WBSU is run by volunteer students at The College at Brockport and plays Top 40, Rock, and Alternative music. The Point also takes song requests at (585)395-2500 from the local community. There are several different programs featured on the station.

== Sports ==
The station has a large sports department that provides play by play for many SUNY Brockport sports teams as well as local high school football contests during the fall. WBSU also provides coverage of Section V and Section VI high school athletics, Division I, II and III NCAA athletics, and area pro teams including the Buffalo Bisons, Buffalo Sabres, Rochester Americans, Rochester Red Wings and others.
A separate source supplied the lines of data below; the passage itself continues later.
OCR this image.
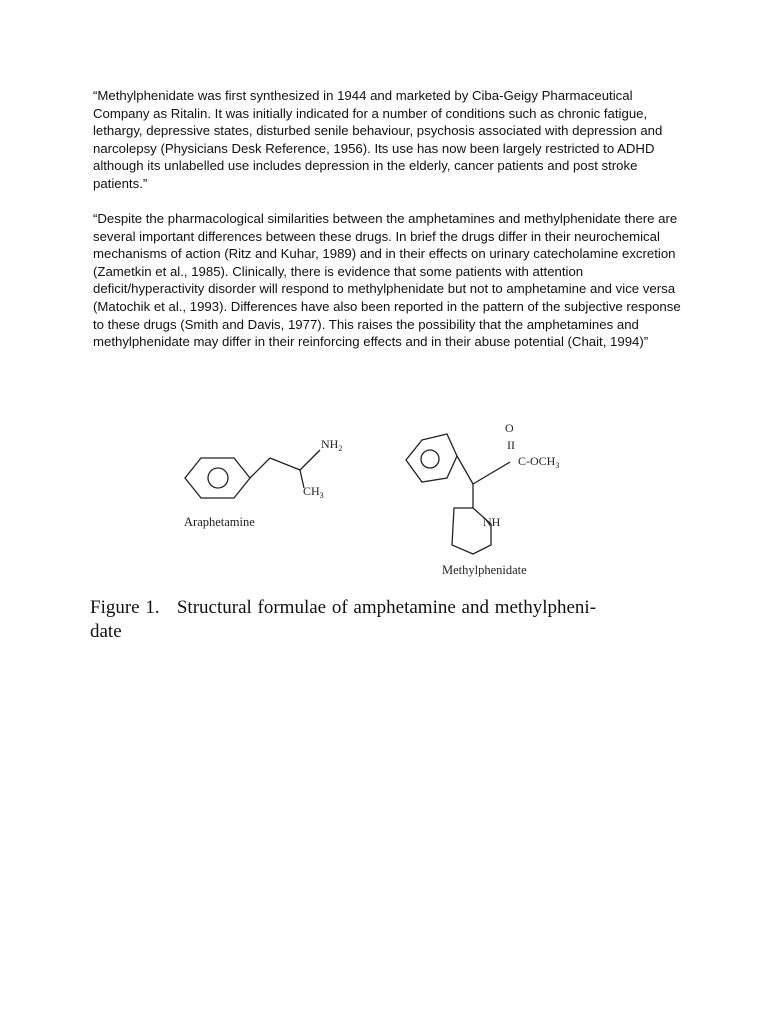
“Methylphenidate was first synthesized in 1944 and marketed by Ciba-Geigy Pharmaceutical Company as Ritalin. It was initially indicated for a number of conditions such as chronic fatigue, lethargy, depressive states, disturbed senile behaviour, psychosis associated with depression and narcolepsy (Physicians Desk Reference, 1956). Its use has now been largely restricted to ADHD although its unlabelled use includes depression in the elderly, cancer patients and post stroke patients.”

“Despite the pharmacological similarities between the amphetamines and methylphenidate there are several important differences between these drugs. In brief the drugs differ in their neurochemical mechanisms of action (Ritz and Kuhar, 1989) and in their effects on urinary catecholamine excretion (Zametkin et al., 1985). Clinically, there is evidence that some patients with attention deficit/hyperactivity disorder will respond to methylphenidate but not to amphetamine and vice versa (Matochik et al., 1993). Differences have also been reported in the pattern of the subjective response to these drugs (Smith and Davis, 1977). This raises the possibility that the amphetamines and methylphenidate may differ in their reinforcing effects and in their abuse potential (Chait, 1994)”

$NH_2$
$CH_3$
Araphetamine
O
II
$C-OCH_3$
NH
Methylphenidate
Figure 1.   Structural formulae of amphetamine and methylpheni-
date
== Wake Up Show, 5:00/11:00 Reports ==
The Wake Up show is from 6:00-9:00 am Monday to Friday and features AP Radio News, local news and sports, and Western New York weather multiple times during the morning. The 5:00 report is very similar to the Wake Up Show, in that it has AP Radio News, local news and sports, and Western New York weather, but also features a local pet that is up for adoption. The 11:00 report features sports news and Western New York weather.

== Premiere Party ==
Every week, The Point brings in new music from song artists who have just released new singles. The Point has featured new songs from artists such as Katy Perry, Mumford & Sons, Avenged Sevenfold, Lady Gaga, Death Cab for Cutie, and more. The Premiere Party is every Wednesday night at 7:00.

== The Starting Point ==
The Starting Point is a specialty program on 89.1 The Point that features local community artists with the focus on exposing them in the community. The Starting Point is every night at 6:00 and feature a local artist once every two hours. Starting Point artists can be found on The Point's website.

== Aughts at 8 ==
Every weekday at 8:00 pm, The Point plays songs from the 90's and early 2000's.

== Hit 26 ==
Hit 26 is a countdown of The Point's top songs of the week. It's a collaboration of several different charts meshed into one countdown and airs every Sunday from 4-6pm. It also features new music and songs that have been hastily moving up different charts. Just before the No. 1 song of the week, The Point plays the No. 1 song from one year ago.

== Metal Inquisition ==
From 1988 to 1992, WBSU was the home to the Metal Inquisition every Thursday night from 11:00 pm to the station's 2:00 am sign off, which was played over a bed of instrumental metal such as Guy Mann Dude's "On the Verge" or The Great Kat's "Beethoven Mosh". Hosted by Trevor Bailey and successor Lester Wilson, the hosts would turn the transmitter power up to 105% and start off with Piledriver's "Metal Inquisition" and featured a playlist of mostly listener requests that overloaded the studio telephone system and whatever new stuff that they played in exchange for free concert tickets and merchandise from the record labels.